Bacteria Could Make Nuclear Waste Repositories Safer
John Simpson | October 22, 2016Naturally occurring bacteria could consume pent-up hydrogen gas in nuclear waste repositories to prevent radioactive leaks, say researchers at the Swiss Federal Institute of Technology (EPFL).
In a recent study, a research team led by EPFL discovered a microbial community made up of seven species of bacteria that live hundreds of meters underground in the very rock layers that have been chosen to host Swiss nuclear waste. Far from posing a threat, they found that, by tweaking the design of nuclear waste repositories, the bacteria could be used to increase their safety by consuming hydrogen that accumulates as the steel canisters bearing the waste corrode. If left unchecked, the gas pressure buildup could affect the integrity of the host rock.
Bacteria could be used to increase safety by consuming hydrogen that accumulates as the steel canisters bearing the waste corrode. Image credit: DOE. “In water samples from 300 meters underground at the Mont Terri Rock Laboratory, we unearthed a community bacteria forming a closed food chain," says Rizlan Bernier-Latmani, associate professor in the School of Architecture, Civil and Environmental Engineering and senior author of the study. "Under pristine conditions, the species at the bottom of this bacterial food chain get their energy from hydrogen and sulfate from the host rock, powering the remaining species.”

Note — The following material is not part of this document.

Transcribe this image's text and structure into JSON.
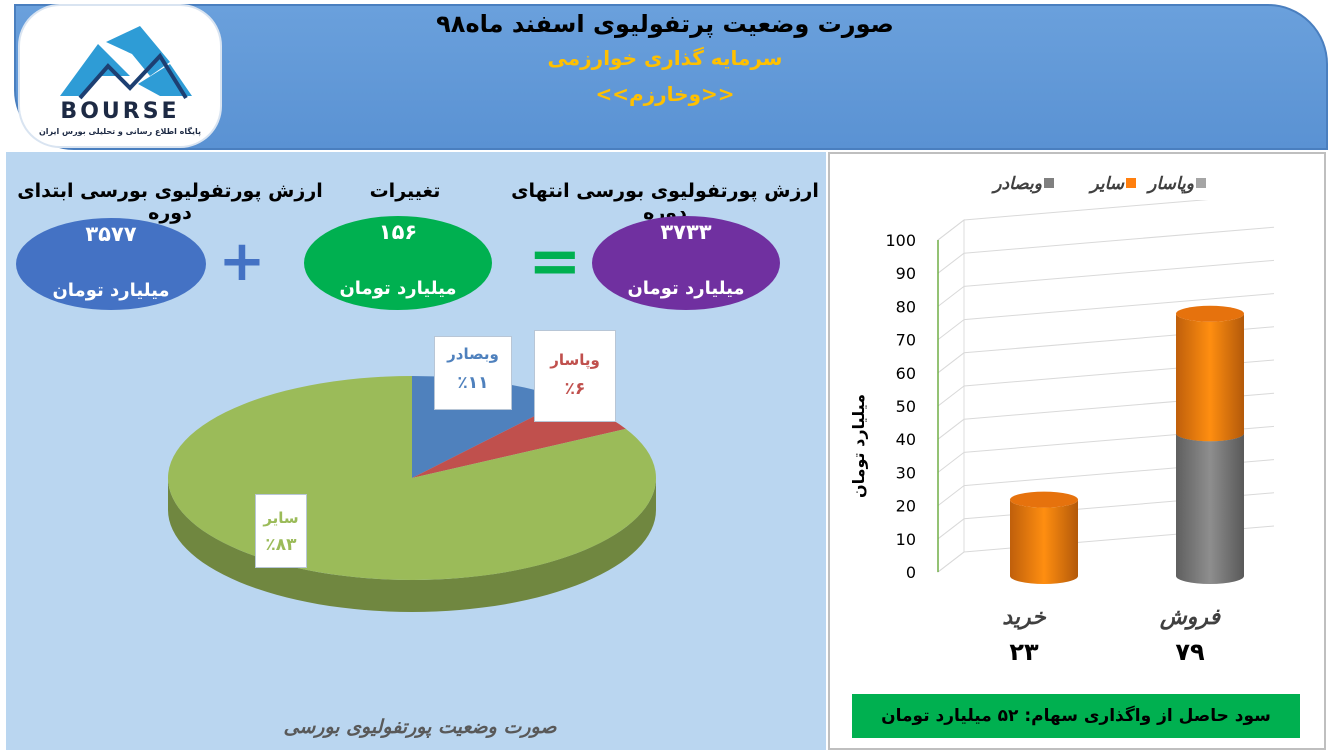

Five years ago, Bernier-Latmani and her researchers investigated this phenomenon in the field, for two years subjecting the underground bacteria to increased hydrogen levels. During that time, they monitored the composition of the bacterial population and how they changed individually—both in terms of their potential to support biochemical pathways and the proteins they actually produce.
Once the bacteria had consumed all the available oxygen and iron, the team observed a shift in their population numbers and their metabolism. Both were driven by the increased availability of hydrogen gas.
“Two of the bacterial species that are able to use hydrogen to drive their metabolisms flourished, while the other species piggybacked on their growth,” says Bernier-Latmani. It was good news, as the proliferation of the bacterial community helped keep the buildup of hydrogen gas at bay.
So how can these findings be used to make nuclear waste repositories safer? Bernier-Latmani proposes adding a fourth, biological, engineered barrier—a layer of porous material between the bentonite that surrounds the steel canisters and the host rock. This porous layer could provide an ideal niche for bacteria to feed off sulfate from the host rock and hydrogen from the corroding canisters.
However, one issue troubles Bernier-Latmani: genomic studies of the bacterial community suggest that the microorganisms could possess the capacity to transform the hydrogen gas into methane, which would be a less-favorable outcome.
“We have been trying to provoke methanogenesis at Mont Terri. After half a year, we are still waiting to observe it," she says.